28 January 2009

Norms & Nobility, I

I'm currently rereading Norms & Nobilityas part of my plan to continue to educate and challenge myself regarding the specific vocations to which the Lord has called me.

It's going slowly, but that's a good thing.  I'm taking more time to contemplate what I'm reading - multum non multa, deeper instead of more.  A few years ago, I found it quite helpful to blog through my notes from CiRCE and I think I'll do the same for N&N.  This isn't an overtly Christian book, but much can be gleaned.  

From Chapter 1: 'Virtue is the Fruit of Learning':
The purpose of education is not the assimilation of facts or the retention of information, but the habituation of the mind and body to will and to act in accordance with what one knows.
While Mr. Hicks has just quoted Aristotle, I'm reminded of 'be ye doers of the word, not hearers only,' and 'for him who knows what to do and does not do it, to him it is sin.' 

Later on, as he develops the idea of the purpose of education by comparing the life of pleasure, the practical life, and the theoretic life (or the life of the mind):
The life of pleasure eventually fades and exasperates the pleasure-seeker because it is not a life that is sufficient unto itself.  Pleasure demands a never-ending list of luxurious accessories, the acquisition of which wears man down with work and worry.  In the end, the pleasure seeker becomes preoccupied with what he lacks to complete his picture of happiness; gratification never catches up with his desire, and consumption consumes the consumer.  By the same token, the practical life falls short of completeness.  The wealth one acquires in a business is a useful thing, but as such, it exists for the sake of something else. […]
Dr. Hicks then goes on to elaborate on the theoretical life, or the life of the mind.
So we arrive at the theoretic life - not to be confused, as Professor Burnet (1976) warns, with the contemplative or passive life.
'What Aristotle calls theoria is emphatically an activity.  The fact is that he includes a good many things in it which we are too apt to regard as wholly different, things of which we fail to realize as he did the fundamental identity.  In the first place, scientific research is theoria, and no doubt Aristotle was thinking chiefly of that.  But so too is the artist's life, so far as he is not a mere artificer, and so is all enjoyment of art and literature. So too is the life of the religious man who sees all things in God.'
Aristotle defends the theoretic life as the true end of education and the source of happiness.  One does not require more than the bare necessities in life to achieve happiness in thought, nor is the active life of the mind dependent upon inherently unequal endowments of nature.  One need be neither strong nor handsome, well-born nor gregarious, nay, not even brilliant to participate happily in the theoretic life. […] [T]he theoretic life is the life of virtue, so long as we mean by virtue all that the Greek arete expresses: the life that knows and reveres, speculates and acts upon the Good, that loves and reproduces the Beautiful, and that pursues excellence and moderation in all things.
I would add to that last paragraph: 'by the power of the Holy Spirit, because of gratitude for the Gospel of Christ, and to the glory of God'.  His definition of virtue reminds me of biblical fruitfulness.

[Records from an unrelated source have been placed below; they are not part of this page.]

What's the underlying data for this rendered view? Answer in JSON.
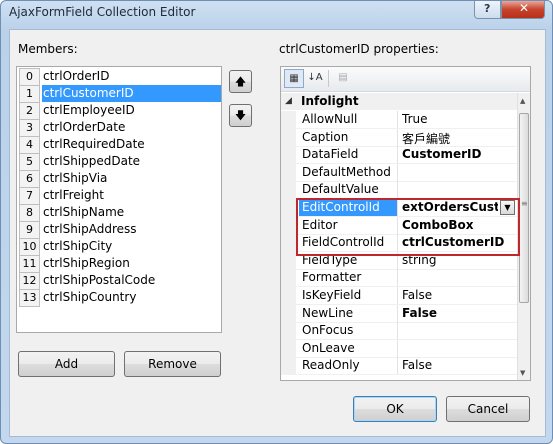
{
  "window": {
    "title": "AjaxFormField Collection Editor",
    "help_glyph": "?",
    "close_glyph": "✕"
  },
  "members": {
    "label": "Members:",
    "items": [
      {
        "index": "0",
        "name": "ctrlOrderID"
      },
      {
        "index": "1",
        "name": "ctrlCustomerID"
      },
      {
        "index": "2",
        "name": "ctrlEmployeeID"
      },
      {
        "index": "3",
        "name": "ctrlOrderDate"
      },
      {
        "index": "4",
        "name": "ctrlRequiredDate"
      },
      {
        "index": "5",
        "name": "ctrlShippedDate"
      },
      {
        "index": "6",
        "name": "ctrlShipVia"
      },
      {
        "index": "7",
        "name": "ctrlFreight"
      },
      {
        "index": "8",
        "name": "ctrlShipName"
      },
      {
        "index": "9",
        "name": "ctrlShipAddress"
      },
      {
        "index": "10",
        "name": "ctrlShipCity"
      },
      {
        "index": "11",
        "name": "ctrlShipRegion"
      },
      {
        "index": "12",
        "name": "ctrlShipPostalCode"
      },
      {
        "index": "13",
        "name": "ctrlShipCountry"
      }
    ],
    "selected_index": 1,
    "move_up_glyph": "🡅",
    "move_down_glyph": "🡇"
  },
  "buttons": {
    "add": "Add",
    "remove": "Remove",
    "ok": "OK",
    "cancel": "Cancel"
  },
  "properties": {
    "label": "ctrlCustomerID properties:",
    "toolbar": {
      "categorized_glyph": "▦",
      "alphabetical_glyph": "↓A",
      "pages_glyph": "▤"
    },
    "category": {
      "toggle": "◢",
      "name": "Infolight"
    },
    "rows": [
      {
        "name": "AllowNull",
        "value": "True",
        "bold": false
      },
      {
        "name": "Caption",
        "value": "客戶編號",
        "bold": false
      },
      {
        "name": "DataField",
        "value": "CustomerID",
        "bold": true
      },
      {
        "name": "DefaultMethod",
        "value": "",
        "bold": false
      },
      {
        "name": "DefaultValue",
        "value": "",
        "bold": false
      },
      {
        "name": "EditControlId",
        "value": "extOrdersCustomer",
        "bold": true
      },
      {
        "name": "Editor",
        "value": "ComboBox",
        "bold": true
      },
      {
        "name": "FieldControlId",
        "value": "ctrlCustomerID",
        "bold": true
      },
      {
        "name": "FieldType",
        "value": "string",
        "bold": false
      },
      {
        "name": "Formatter",
        "value": "",
        "bold": false
      },
      {
        "name": "IsKeyField",
        "value": "False",
        "bold": false
      },
      {
        "name": "NewLine",
        "value": "False",
        "bold": true
      },
      {
        "name": "OnFocus",
        "value": "",
        "bold": false
      },
      {
        "name": "OnLeave",
        "value": "",
        "bold": false
      },
      {
        "name": "ReadOnly",
        "value": "False",
        "bold": false
      }
    ],
    "selected_row": 5,
    "dropdown_glyph": "▼",
    "scroll_up_glyph": "▲",
    "scroll_down_glyph": "▼",
    "thumb_grip": "≡"
  },
  "colors": {
    "selection": "#3399ff",
    "highlight_box": "#c0272d"
  }
}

I must keep reminding myself that it's not about how much I can cram into my children's heads, rather that I teach them (through example and precept) to act on what they know to be true, starting with the gospel from which everything flows.

Norms and Nobility: A Treatise on Education


  1. I remember discussing this with A. K. when I first read this book, and we were outlining/discussing it on ClassEd. I made a similar comment about Hicks not coming from a Christian perspective per se, and A. K. was aghast, and assured me that Dr. Hicks would be horrified if he thought we thought that. :-) He encouraged me to stick with his argument: he lays groundwork first, and closes the deal in the following chapters :-) What a great book! Maybe I need to read it again, too!

  2. Chris,

    When I wrote that the book isn't 'overtly Christian', I didn't mean it wasn't written from a Biblical perspective, but that it wasn't written according to a specific and nowadays common structure: a presentation of the gospel, building self-consciously and overtly on that foundation to its conclusion.

    I do think it's Christian in that Hicks's underlying assumptions and presuppositions regarding the nature of man and thus the nature of educating that man are solidly biblical.

    The reason I included that comment above is that we seem, as a culture, to have lost our subtlety. If something isn't spelled out, we assume it's not there at all. (I've certainly been guilty of this in the past!) Instead we should think through the author's ideas, their implications and extensions, and draw conclusions from that mental activity.

    Since most books written from a Christian perspective are written according to that overt structure, I didn't want someone to pick up the book on my recommendation and then be shocked that the expected structure (which may provide comfort and an excuse not to think as deeply) was missing.